Recorded at Sunset Sound with Joe Chiccarelli (The Strokes, Manchester Orchestra, The Shins) and Carlos de la Garza (Paramore, Jimmy Eat World), Sister Cities, out April 6, is an album about distance, connectivity and the way humanity towers above its boundaries.
“It is an album about how all of our distance might not be so wide after all and it was written with the world on fire and all of the songs sound like they are trying to build you a bridge from somewhere bad to somewhere bad to somewhere better. The Wonder Years are a band and they are also bridge builders” – poet, essayist and cultural critic Hanif Abdurraqib.
Vocalist Dan ‘Soupy’ Campbell on the inspiration behind Sister Cities: “It started with journals and photos. We started by documenting. We didn’t know where it would go or if it would go anywhere at all but we wrote it all down. We took photos of everything. And then when it came to put it all together, we had this catalog of how we felt and what it looked like and sounded like and we built from there. Figuring out what the moments were that stayed with me the most. When did I feel most connected to the people around me and why? What did being in this place during this moment teach me? It was a difficult year personally and globally and we experienced that through this lens of being everywhere but home, kind of floating through places and seeing how being there altered our perspective.”
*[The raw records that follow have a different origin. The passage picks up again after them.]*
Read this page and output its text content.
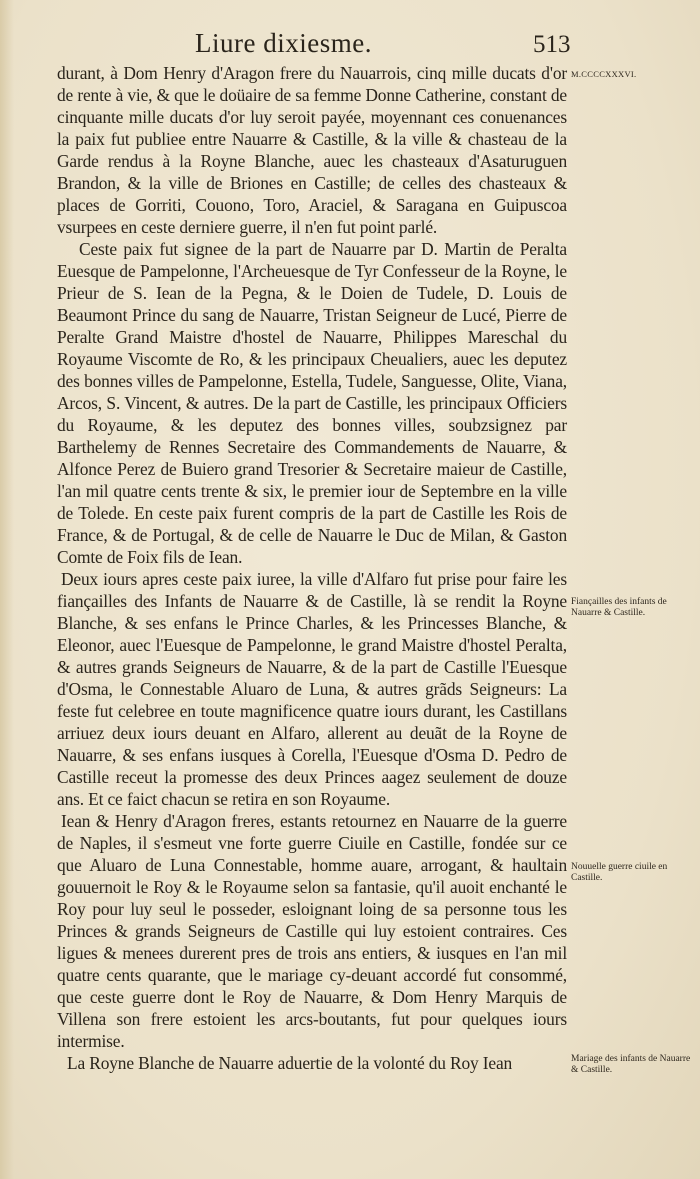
Liure dixiesme.	513
M.CCCCXXXVI.
Fiançailles des infants de Nauarre & Castille.
Nouuelle guerre ciuile en Castille.
Mariage des infants de Nauarre & Castille.

durant, à Dom Henry d'Aragon frere du Nauarrois, cinq mille ducats d'or de rente à vie, & que le doüaire de sa femme Donne Catherine, constant de cinquante mille ducats d'or luy seroit payée, moyennant ces conuenances la paix fut publiee entre Nauarre & Castille, & la ville & chasteau de la Garde rendus à la Royne Blanche, auec les chasteaux d'Asaturuguen Brandon, & la ville de Briones en Castille; de celles des chasteaux & places de Gorriti, Couono, Toro, Araciel, & Saragana en Guipuscoa vsurpees en ceste derniere guerre, il n'en fut point parlé.

Ceste paix fut signee de la part de Nauarre par D. Martin de Peralta Euesque de Pampelonne, l'Archeuesque de Tyr Confesseur de la Royne, le Prieur de S. Iean de la Pegna, & le Doien de Tudele, D. Louis de Beaumont Prince du sang de Nauarre, Tristan Seigneur de Lucé, Pierre de Peralte Grand Maistre d'hostel de Nauarre, Philippes Mareschal du Royaume Viscomte de Ro, & les principaux Cheualiers, auec les deputez des bonnes villes de Pampelonne, Estella, Tudele, Sanguesse, Olite, Viana, Arcos, S. Vincent, & autres. De la part de Castille, les principaux Officiers du Royaume, & les deputez des bonnes villes, soubzsignez par Barthelemy de Rennes Secretaire des Commandements de Nauarre, & Alfonce Perez de Buiero grand Tresorier & Secretaire maieur de Castille, l'an mil quatre cents trente & six, le premier iour de Septembre en la ville de Tolede. En ceste paix furent compris de la part de Castille les Rois de France, & de Portugal, & de celle de Nauarre le Duc de Milan, & Gaston Comte de Foix fils de Iean.

Deux iours apres ceste paix iuree, la ville d'Alfaro fut prise pour faire les fiançailles des Infants de Nauarre & de Castille, là se rendit la Royne Blanche, & ses enfans le Prince Charles, & les Princesses Blanche, & Eleonor, auec l'Euesque de Pampelonne, le grand Maistre d'hostel Peralta, & autres grands Seigneurs de Nauarre, & de la part de Castille l'Euesque d'Osma, le Connestable Aluaro de Luna, & autres grãds Seigneurs: La feste fut celebree en toute magnificence quatre iours durant, les Castillans arriuez deux iours deuant en Alfaro, allerent au deuãt de la Royne de Nauarre, & ses enfans iusques à Corella, l'Euesque d'Osma D. Pedro de Castille receut la promesse des deux Princes aagez seulement de douze ans. Et ce faict chacun se retira en son Royaume.

Iean & Henry d'Aragon freres, estants retournez en Nauarre de la guerre de Naples, il s'esmeut vne forte guerre Ciuile en Castille, fondée sur ce que Aluaro de Luna Connestable, homme auare, arrogant, & haultain gouuernoit le Roy & le Royaume selon sa fantasie, qu'il auoit enchanté le Roy pour luy seul le posseder, esloignant loing de sa personne tous les Princes & grands Seigneurs de Castille qui luy estoient contraires. Ces ligues & menees durerent pres de trois ans entiers, & iusques en l'an mil quatre cents quarante, que le mariage cy-deuant accordé fut consommé, que ceste guerre dont le Roy de Nauarre, & Dom Henry Marquis de Villena son frere estoient les arcs-boutants, fut pour quelques iours intermise.

La Royne Blanche de Nauarre aduertie de la volonté du Roy Iean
What The Wonder Years do so effortlessly on Sister Cities is no small feat; through poetic lyricism, ambient guitar swells, and Death Cab-levels of crashing momentum, the Philadelphia-based group truly transforms. Whereas they once sang of the plagues of growing up, here they take a massive, unexpected leap forward both sonically and thematically, now speaking confidently to the world at large.